Heavy ice impeded the cargo freighters' travel, forcing many of them to call it a season earlier than usual. Even the most powerful ships were unable to get through without help from the U.S. and Canada Coast Guards' icebreakers, said the Lake Carriers' Association, which represents 11 operators of U.S.-flag vessels on the Great Lakes.
The shipping companies are hoping for milder weather to make travel easier when dry-bulk shipments resume early next month, said George Ryan, president of the carriers' association.
Tough ice conditions weren't the only factor limiting shipping this year. Lower water levels on the Great Lakes also forced the freighters to cut back on the amount of cargo they carry per trip.

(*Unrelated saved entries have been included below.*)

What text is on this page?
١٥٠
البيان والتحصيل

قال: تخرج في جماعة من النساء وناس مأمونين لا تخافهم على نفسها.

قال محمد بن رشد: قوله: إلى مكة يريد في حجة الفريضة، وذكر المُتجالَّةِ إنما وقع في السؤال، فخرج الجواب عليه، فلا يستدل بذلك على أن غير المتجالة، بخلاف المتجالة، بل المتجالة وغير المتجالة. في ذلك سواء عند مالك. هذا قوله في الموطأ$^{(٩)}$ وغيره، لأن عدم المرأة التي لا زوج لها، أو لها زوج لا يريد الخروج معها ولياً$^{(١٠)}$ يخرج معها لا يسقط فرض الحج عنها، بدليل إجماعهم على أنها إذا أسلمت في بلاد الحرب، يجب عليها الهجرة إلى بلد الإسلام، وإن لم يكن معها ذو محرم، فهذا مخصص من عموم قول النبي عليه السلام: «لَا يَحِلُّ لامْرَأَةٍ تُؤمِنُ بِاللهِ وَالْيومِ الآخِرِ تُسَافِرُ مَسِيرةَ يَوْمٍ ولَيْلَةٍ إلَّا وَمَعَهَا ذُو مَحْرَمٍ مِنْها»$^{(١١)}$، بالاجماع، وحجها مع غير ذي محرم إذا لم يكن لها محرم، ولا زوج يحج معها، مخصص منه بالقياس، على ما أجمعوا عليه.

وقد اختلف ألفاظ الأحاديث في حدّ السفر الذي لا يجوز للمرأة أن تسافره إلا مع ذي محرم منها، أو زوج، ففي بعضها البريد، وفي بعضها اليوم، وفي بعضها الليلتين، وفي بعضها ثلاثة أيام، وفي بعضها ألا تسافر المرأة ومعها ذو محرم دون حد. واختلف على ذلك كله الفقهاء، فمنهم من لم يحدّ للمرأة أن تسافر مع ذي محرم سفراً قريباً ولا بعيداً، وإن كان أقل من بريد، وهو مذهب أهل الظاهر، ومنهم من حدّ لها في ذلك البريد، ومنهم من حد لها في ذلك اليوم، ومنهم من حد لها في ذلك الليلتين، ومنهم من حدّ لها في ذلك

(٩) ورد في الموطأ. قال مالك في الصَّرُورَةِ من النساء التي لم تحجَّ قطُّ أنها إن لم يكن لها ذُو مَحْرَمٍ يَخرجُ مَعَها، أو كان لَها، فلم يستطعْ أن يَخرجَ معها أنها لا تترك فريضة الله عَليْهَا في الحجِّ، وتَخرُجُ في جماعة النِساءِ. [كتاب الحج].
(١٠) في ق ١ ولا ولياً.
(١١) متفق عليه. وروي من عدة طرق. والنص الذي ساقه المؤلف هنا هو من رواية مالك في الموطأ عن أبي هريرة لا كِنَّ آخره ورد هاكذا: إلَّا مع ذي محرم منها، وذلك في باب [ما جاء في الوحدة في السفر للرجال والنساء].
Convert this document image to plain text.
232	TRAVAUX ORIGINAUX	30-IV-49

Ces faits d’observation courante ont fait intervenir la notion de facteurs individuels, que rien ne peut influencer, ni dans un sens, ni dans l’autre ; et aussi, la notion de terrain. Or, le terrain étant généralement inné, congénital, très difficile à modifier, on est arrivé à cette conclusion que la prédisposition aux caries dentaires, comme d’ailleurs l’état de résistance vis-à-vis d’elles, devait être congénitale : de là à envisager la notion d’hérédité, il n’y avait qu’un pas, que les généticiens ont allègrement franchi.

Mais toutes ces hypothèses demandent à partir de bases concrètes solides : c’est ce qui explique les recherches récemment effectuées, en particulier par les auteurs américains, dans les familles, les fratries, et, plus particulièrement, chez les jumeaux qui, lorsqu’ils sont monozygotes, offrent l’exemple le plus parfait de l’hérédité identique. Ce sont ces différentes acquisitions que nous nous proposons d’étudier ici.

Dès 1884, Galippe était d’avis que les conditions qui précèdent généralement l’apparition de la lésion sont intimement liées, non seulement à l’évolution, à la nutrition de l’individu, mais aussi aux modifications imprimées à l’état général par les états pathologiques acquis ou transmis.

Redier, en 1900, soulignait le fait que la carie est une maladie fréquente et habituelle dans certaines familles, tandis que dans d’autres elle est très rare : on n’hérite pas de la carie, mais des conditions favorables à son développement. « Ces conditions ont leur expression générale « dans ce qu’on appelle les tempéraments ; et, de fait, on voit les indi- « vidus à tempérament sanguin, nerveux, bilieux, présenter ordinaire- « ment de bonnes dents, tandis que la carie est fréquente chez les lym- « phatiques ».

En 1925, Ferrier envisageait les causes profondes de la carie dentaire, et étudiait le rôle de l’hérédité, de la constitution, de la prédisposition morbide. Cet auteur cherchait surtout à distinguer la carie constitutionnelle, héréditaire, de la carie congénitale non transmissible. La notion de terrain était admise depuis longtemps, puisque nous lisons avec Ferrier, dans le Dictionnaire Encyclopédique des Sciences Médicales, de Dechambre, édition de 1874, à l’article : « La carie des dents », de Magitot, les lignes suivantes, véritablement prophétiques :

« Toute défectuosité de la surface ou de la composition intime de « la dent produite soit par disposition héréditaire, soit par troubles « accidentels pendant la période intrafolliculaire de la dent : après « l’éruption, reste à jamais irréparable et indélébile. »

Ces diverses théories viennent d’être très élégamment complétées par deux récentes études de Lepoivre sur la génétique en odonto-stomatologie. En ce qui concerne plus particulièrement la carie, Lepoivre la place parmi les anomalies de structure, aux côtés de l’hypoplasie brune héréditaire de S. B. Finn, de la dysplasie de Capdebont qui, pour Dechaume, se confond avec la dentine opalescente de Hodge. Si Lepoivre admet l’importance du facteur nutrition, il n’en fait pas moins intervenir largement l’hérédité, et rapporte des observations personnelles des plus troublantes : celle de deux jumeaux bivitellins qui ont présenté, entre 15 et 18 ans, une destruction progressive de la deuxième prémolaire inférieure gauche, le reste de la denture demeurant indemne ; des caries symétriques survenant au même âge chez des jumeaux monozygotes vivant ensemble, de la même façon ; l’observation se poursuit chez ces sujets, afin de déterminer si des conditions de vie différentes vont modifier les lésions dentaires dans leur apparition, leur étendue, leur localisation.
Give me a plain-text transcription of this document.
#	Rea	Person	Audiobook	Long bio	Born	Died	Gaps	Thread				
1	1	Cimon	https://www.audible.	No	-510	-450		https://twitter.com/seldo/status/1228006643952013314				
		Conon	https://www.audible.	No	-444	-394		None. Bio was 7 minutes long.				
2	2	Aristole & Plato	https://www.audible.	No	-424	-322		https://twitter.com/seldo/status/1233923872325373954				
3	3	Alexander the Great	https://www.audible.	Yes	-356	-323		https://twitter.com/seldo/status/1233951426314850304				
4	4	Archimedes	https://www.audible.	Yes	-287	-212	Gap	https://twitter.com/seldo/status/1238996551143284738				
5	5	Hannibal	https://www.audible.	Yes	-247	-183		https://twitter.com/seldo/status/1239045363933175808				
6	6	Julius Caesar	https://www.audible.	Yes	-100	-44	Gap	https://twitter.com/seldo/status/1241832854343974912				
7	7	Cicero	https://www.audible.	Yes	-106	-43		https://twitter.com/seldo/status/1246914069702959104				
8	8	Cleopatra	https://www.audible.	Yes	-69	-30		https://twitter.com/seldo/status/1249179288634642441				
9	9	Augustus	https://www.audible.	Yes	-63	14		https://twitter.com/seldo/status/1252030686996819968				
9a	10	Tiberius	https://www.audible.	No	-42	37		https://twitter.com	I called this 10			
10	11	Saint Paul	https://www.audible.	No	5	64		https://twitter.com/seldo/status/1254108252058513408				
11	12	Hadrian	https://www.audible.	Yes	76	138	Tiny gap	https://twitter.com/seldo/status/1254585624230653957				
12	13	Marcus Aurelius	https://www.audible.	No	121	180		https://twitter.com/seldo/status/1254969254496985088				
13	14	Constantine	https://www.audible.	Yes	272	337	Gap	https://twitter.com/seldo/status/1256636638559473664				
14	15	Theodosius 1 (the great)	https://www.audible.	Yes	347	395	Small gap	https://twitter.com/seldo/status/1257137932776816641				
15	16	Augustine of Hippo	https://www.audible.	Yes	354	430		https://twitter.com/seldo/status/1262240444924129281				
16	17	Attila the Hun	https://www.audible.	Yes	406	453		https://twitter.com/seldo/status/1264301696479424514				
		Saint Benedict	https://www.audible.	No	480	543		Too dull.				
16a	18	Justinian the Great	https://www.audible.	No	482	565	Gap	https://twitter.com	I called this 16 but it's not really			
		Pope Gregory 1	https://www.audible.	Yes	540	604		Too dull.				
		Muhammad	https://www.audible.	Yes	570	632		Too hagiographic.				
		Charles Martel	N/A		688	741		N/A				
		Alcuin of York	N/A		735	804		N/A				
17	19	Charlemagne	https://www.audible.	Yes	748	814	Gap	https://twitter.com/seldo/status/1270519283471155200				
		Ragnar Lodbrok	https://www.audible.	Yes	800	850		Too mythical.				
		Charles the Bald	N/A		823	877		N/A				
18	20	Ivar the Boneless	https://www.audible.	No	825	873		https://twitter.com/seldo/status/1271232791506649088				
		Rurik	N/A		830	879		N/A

American Steamship Co., based in Williamsville, said its overall tonnage was off by about 3.5 percent last year. The 11 vessels that American Steamship operates carry cargo representing about 25 percent of all cargo carried by the U.S. fleet on the Great Lakes.
Michael Sheidt, senior vice president of American Steamship, said initially he was concerned that the harsh winter weather would delay the start of shipments in March. But after the milder weather recently, he said he is more optimistic everything will start on schedule. American Steamship carries iron ore, coal and limestone all over the Great Lakes.
Last year's shipping actually started early, thanks to a mild winter. And this year, the St. Lawrence Seaway plans to open for shipping on March 23, the earliest date in its 42 years of operation.
Ryan expects both Coast GuardS will have a heavy workload when Great Lakes shipping resumes, since the ice fields tend to strengthen after the previous shipping season ends and ice breaker runs cease.
The U.S. Coast Guard's largest icebreaker on the Great Lakes, the cutter Mackinaw, was built in 1944. A new multipurpose vessel with heavy ice-breaking capabilities is expected to go into service by 2006 at the latest.